TL;DR:
- TDK unveils InvenSense SmartEdgeML, a pioneering machine learning tool for a 6-axis IMU.
- SmartEdgeML empowers developers to add machine learning models to wearables, hearables, AR glasses, IoT, etc.
- It operates at the IMU sensor chip level and consumes less than 30 µA of power.
- The launch took place at CES 2024 in Las Vegas.
- The innovation reduces raw data processing, enhancing device battery life, data privacy, and system latency.
- TDK also introduces the InvenSense SmartBug 2.0, aiding users in evaluating the SmartEdgeML ecosystem.
- Three core components: SIF (sensor inference framework), ICM-45686-S IMU, and MD-45686-ML multi-sensor wireless module.
- The ICM-45686-S IMU offers premium temperature stability and vibration rejection.
- Ideal for applications like AR glasses, VR, OIS, drones, TWS, and robotics.
Main AI News:
TDK has unveiled a groundbreaking machine learning development tool, known as the InvenSense SmartEdgeML, tailored for a revolutionary 6-axis inertial measurement unit (IMU) device and module. This innovative tool empowers developers to seamlessly integrate decision tree machine learning models into a wide array of products, including wearables, hearables, AR glasses, and IoT devices, all at the IMU sensor chip level. Notably, it stands out as the first solution capable of generating and executing machine learning models within the compact confines of a 2.5 x 3mm 6-axis motion sensor IMU, all while consuming less than 30 µA of power.
This groundbreaking ML development tool, alongside the new IMU sensor and module, has been officially unveiled on the grand stage of CES 2024 in Las Vegas. As Sahil Choudhary, Director of Motion Sensors and Software at InvenSense, aptly puts it, “TDK’s SmartEdgeML is a paradigm shift in edge machine learning, as it will allow developers, ODMs, and OEMs to implement ML-optimized motion sensor algorithms on an IMU sensor chip. This reduces the amount of raw data going to edge processors, which significantly improves device battery life, data privacy, and system latency.”
TDK has also introduced the InvenSense SmartBug 2.0 (MD-45686-ML), a versatile multi-sensor wireless module that includes the InvenSense ICM-45686-S IMU. This module serves as an ideal evaluation platform, enabling users to initiate their journey with the InvenSense Sensor Inference Framework (SIF) and the ICM-45686-S IMU. While the SIF is readily available for download, the MD-45686-ML and ICM-45686-S are set to hit distributors’ shelves by February 1, 2024.

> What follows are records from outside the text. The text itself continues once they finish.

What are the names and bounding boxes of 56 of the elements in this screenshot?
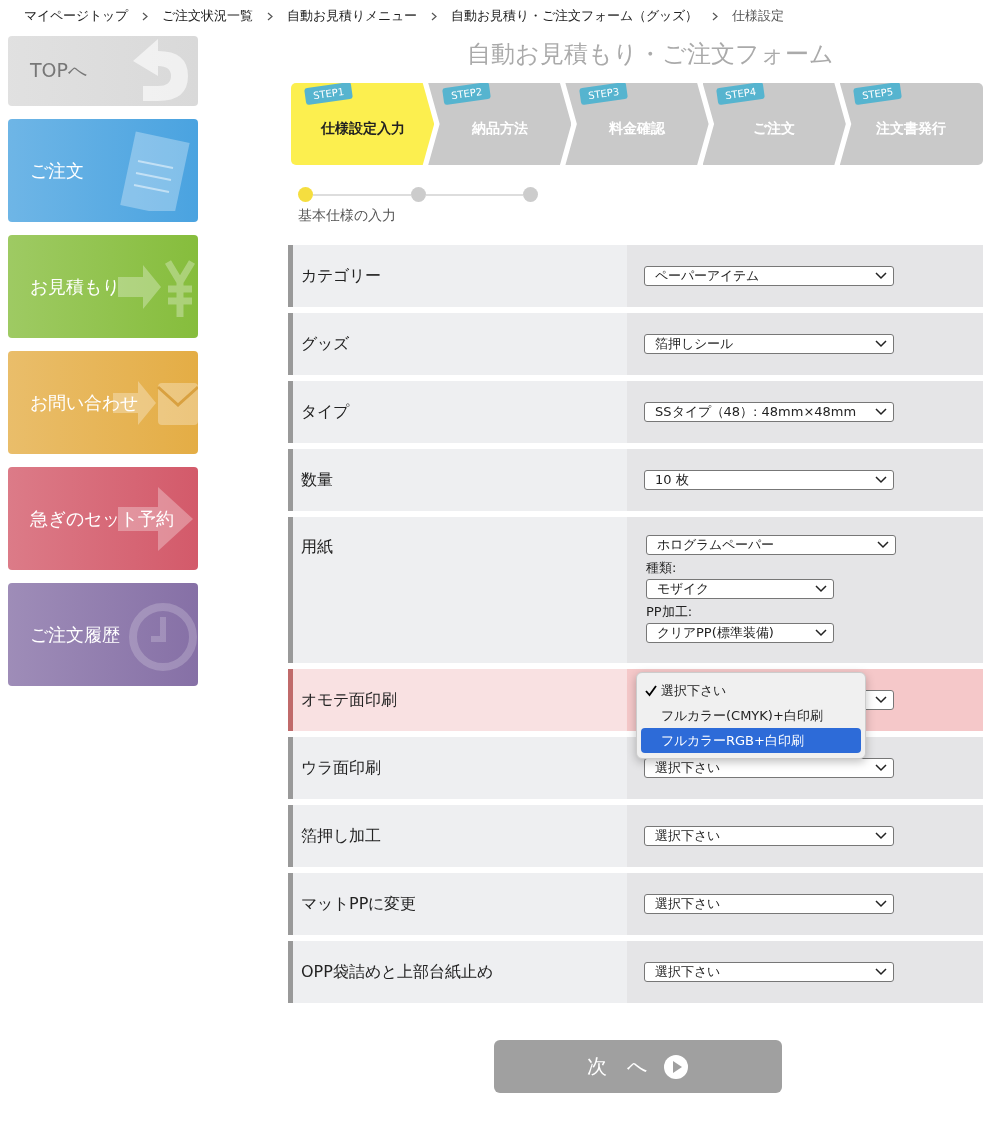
dropdown-option[interactable]: フルカラー(CMYK)+白印刷 [641,703,861,728]
breadcrumb-link[interactable]: マイページトップ [24,7,128,25]
dropdown-option[interactable]: フルカラーRGB+白印刷 [641,728,861,753]
field-label: OPP袋詰めと上部台紙止め [301,961,493,983]
select-dropdown[interactable]: ペーパーアイテム [644,266,894,286]
step-badge: STEP4 [715,81,766,106]
chevron-down-icon [875,696,887,704]
chevron-right-icon [431,11,437,21]
step-badge: STEP5 [853,81,903,106]
page-title: 自動お見積もり・ご注文フォーム [466,39,835,69]
chevron-down-icon [875,832,887,840]
select-dropdown[interactable]: 選択下さい [644,758,894,778]
field-label: タイプ [301,401,349,423]
chevron-down-icon [815,629,827,637]
dropdown-option[interactable]: 選択下さい [641,678,861,703]
breadcrumb-link[interactable]: 自動お見積りメニュー [287,7,417,25]
progress-label: 基本仕様の入力 [298,207,397,225]
field-label: 用紙 [301,537,333,558]
select-dropdown[interactable]: 選択下さい [644,894,894,914]
field-label: オモテ面印刷 [301,689,397,711]
select-dropdown[interactable]: クリアPP(標準装備) [646,623,834,643]
chevron-down-icon [875,340,887,348]
chevron-right-icon [267,11,273,21]
select-dropdown[interactable]: 箔押しシール [644,334,894,354]
chevron-down-icon [877,541,889,549]
chevron-down-icon [875,408,887,416]
field-label: 箔押し加工 [301,825,381,847]
select-dropdown[interactable]: ホログラムペーパー [646,535,896,555]
select-dropdown[interactable]: モザイク [646,579,834,599]
field-label: マットPPに変更 [301,893,417,915]
field-label: ウラ面印刷 [301,757,381,779]
chevron-right-icon [142,11,148,21]
select-dropdown[interactable]: 選択下さい [644,962,894,982]
breadcrumb-link[interactable]: ご注文状況一覧 [162,7,253,25]
chevron-down-icon [875,476,887,484]
chevron-down-icon [875,968,887,976]
field-label: カテゴリー [301,265,381,287]
select-dropdown[interactable]: SSタイプ（48）: 48mm×48mm [644,402,894,422]
select-dropdown[interactable]: 10 枚 [644,470,894,490]
chevron-down-icon [815,585,827,593]
select-dropdown[interactable]: 選択下さい [644,826,894,846]
breadcrumb-link[interactable]: 自動お見積り・ご注文フォーム（グッズ） [451,7,698,25]
checkmark-icon [645,684,657,697]
chevron-down-icon [875,764,887,772]
step-badge: STEP3 [578,81,628,106]
chevron-down-icon [875,900,887,908]
field-sublabel: PP加工: [646,603,694,621]
chevron-down-icon [875,272,887,280]
breadcrumb-text: 仕様設定 [732,7,784,25]
play-icon [663,1053,689,1080]
step-badge: STEP2 [441,81,491,106]
step-badge: STEP1 [304,81,354,106]
field-label: グッズ [301,333,349,355]
field-label: 数量 [301,469,333,491]
field-sublabel: 種類: [646,559,678,577]
chevron-right-icon [712,11,718,21]
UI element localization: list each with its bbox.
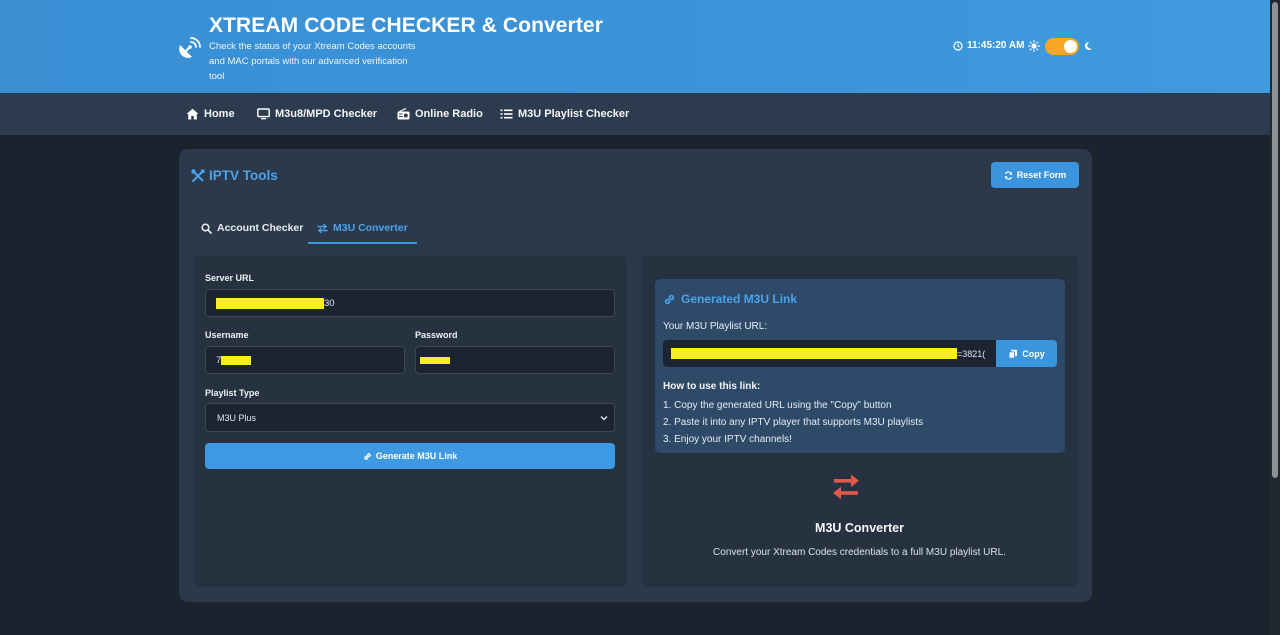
playlist-type-select[interactable]: M3U Plus: [205, 403, 615, 432]
link-icon: [664, 294, 675, 304]
active-tab-indicator: [308, 242, 417, 244]
iptv-tools-card: IPTV Tools Reset Form Account Checker M3…: [179, 149, 1092, 602]
redacted-highlight: [671, 348, 957, 359]
clock-icon: [953, 40, 963, 51]
url-label: Your M3U Playlist URL:: [663, 321, 768, 332]
server-url-input[interactable]: 30: [205, 289, 615, 317]
main-nav: Home M3u8/MPD Checker Online Radio M3U P…: [0, 93, 1270, 135]
generated-link-box: Generated M3U Link Your M3U Playlist URL…: [655, 279, 1065, 453]
page-scrollbar[interactable]: [1270, 0, 1280, 635]
server-url-label: Server URL: [205, 273, 255, 283]
redacted-highlight: [221, 355, 252, 365]
tab-m3u-converter[interactable]: M3U Converter: [317, 222, 408, 234]
card-title: IPTV Tools: [191, 168, 278, 183]
home-icon: [186, 108, 199, 120]
nav-item-home[interactable]: Home: [186, 108, 235, 120]
list-item: 3. Enjoy your IPTV channels!: [663, 434, 792, 445]
copy-button[interactable]: Copy: [996, 340, 1057, 367]
tab-account-checker[interactable]: Account Checker: [201, 222, 303, 234]
generated-url-field[interactable]: =3821(: [663, 340, 997, 367]
list-item: 1. Copy the generated URL using the "Cop…: [663, 400, 892, 411]
password-label: Password: [415, 330, 458, 340]
monitor-icon: [257, 108, 270, 120]
redacted-highlight: [420, 356, 450, 364]
converter-info-title: M3U Converter: [815, 521, 904, 535]
username-label: Username: [205, 330, 249, 340]
site-header: XTREAM CODE CHECKER & Converter Check th…: [0, 0, 1270, 93]
clock: 11:45:20 AM: [953, 40, 1024, 51]
nav-item-m3u8-mpd-checker[interactable]: M3u8/MPD Checker: [257, 108, 377, 120]
converter-info-description: Convert your Xtream Codes credentials to…: [713, 547, 1006, 558]
satellite-dish-icon: [179, 37, 201, 58]
link-icon: [363, 452, 371, 460]
reset-form-button[interactable]: Reset Form: [991, 162, 1079, 188]
sun-icon: [1028, 40, 1040, 52]
radio-icon: [397, 108, 410, 120]
scrollbar-thumb[interactable]: [1272, 2, 1278, 478]
theme-toggle[interactable]: [1045, 38, 1079, 55]
howto-steps: 1. Copy the generated URL using the "Cop…: [663, 397, 923, 448]
refresh-icon: [1004, 170, 1012, 180]
chevron-down-icon: [600, 416, 608, 421]
clock-time: 11:45:20 AM: [967, 40, 1025, 51]
toggle-knob: [1064, 40, 1077, 53]
generate-m3u-link-button[interactable]: Generate M3U Link: [205, 443, 615, 469]
list-icon: [500, 109, 513, 119]
playlist-type-label: Playlist Type: [205, 388, 260, 398]
nav-item-m3u-playlist-checker[interactable]: M3U Playlist Checker: [500, 108, 629, 120]
site-title: XTREAM CODE CHECKER & Converter: [209, 14, 603, 37]
site-subtitle: Check the status of your Xtream Codes ac…: [209, 41, 416, 82]
result-panel: Generated M3U Link Your M3U Playlist URL…: [641, 256, 1078, 587]
copy-icon: [1008, 349, 1018, 359]
exchange-arrows-icon: [833, 474, 859, 500]
list-item: 2. Paste it into any IPTV player that su…: [663, 417, 924, 428]
generated-link-title: Generated M3U Link: [663, 292, 797, 306]
howto-title: How to use this link:: [663, 381, 761, 392]
moon-icon: [1084, 41, 1092, 50]
redacted-highlight: [216, 297, 324, 309]
tools-icon: [191, 168, 205, 182]
username-input[interactable]: 7: [205, 346, 405, 374]
search-icon: [201, 222, 212, 234]
password-input[interactable]: [415, 346, 615, 374]
nav-item-online-radio[interactable]: Online Radio: [397, 108, 483, 120]
converter-form-panel: Server URL 30 Username 7 Password Playli…: [193, 256, 627, 587]
exchange-icon: [317, 223, 328, 233]
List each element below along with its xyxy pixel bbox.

The SmartEdgeML ecosystem comprises three essential components, seamlessly integrated for a holistic experience:
- Sensor Inference Framework (SIF): This software component serves as a comprehensive hub, offering users a one-stop solution for collecting IMU sensor data, selecting customized features, building ML models, testing ML performance, deploying, and executing those models on the ICM-45686-S IMU via the SmartBug 2.0. Tested applications encompass algorithms like exercise classification (such as squats, jumping jacks, lateral raises, or push-ups) and wrist gesture classification (including fight, turn, shake, or still).
- ICM-45686-S IMU: The hardware component of this ecosystem, this diminutive 2.5 x 3mm IMU from the TDK BalancedGyro family, boasts the remarkable capability to run ML decision tree models on-chip, all while maintaining a power consumption of under 30 µA. Its exceptional temperature stability and vibration rejection make it the ideal choice for applications spanning AR glasses, VR, OIS, drones, TWS, and robotics, where the demand for high-performance and ultra-low power machine learning algorithms is paramount.
- MD-45686-ML: This all-inclusive multi-sensor wireless module includes the ICM-45686-S 6-axis motion sensor and is fully compatible with the SIF. Its compact form factor and versatile BLE + USB interface, embodied in the SmartBug 2.0, facilitate a rapid transition from data collection to ML model development, ultimately culminating in seamless deployment on the ICM-45686-S IMU. For those embarking on the SmartEdgeML journey, this device stands as the quintessential choice, expediting the path to innovation.
Conclusion:
TDK’s SmartEdgeML, along with the 6-axis IMU technology, represents a transformative leap in edge machine learning. It not only empowers developers but also enhances device performance, privacy, and power efficiency. This innovation is poised to reshape the market, particularly in wearable tech, AR, IoT, and beyond, by opening new possibilities for seamless integration of machine learning in compact devices.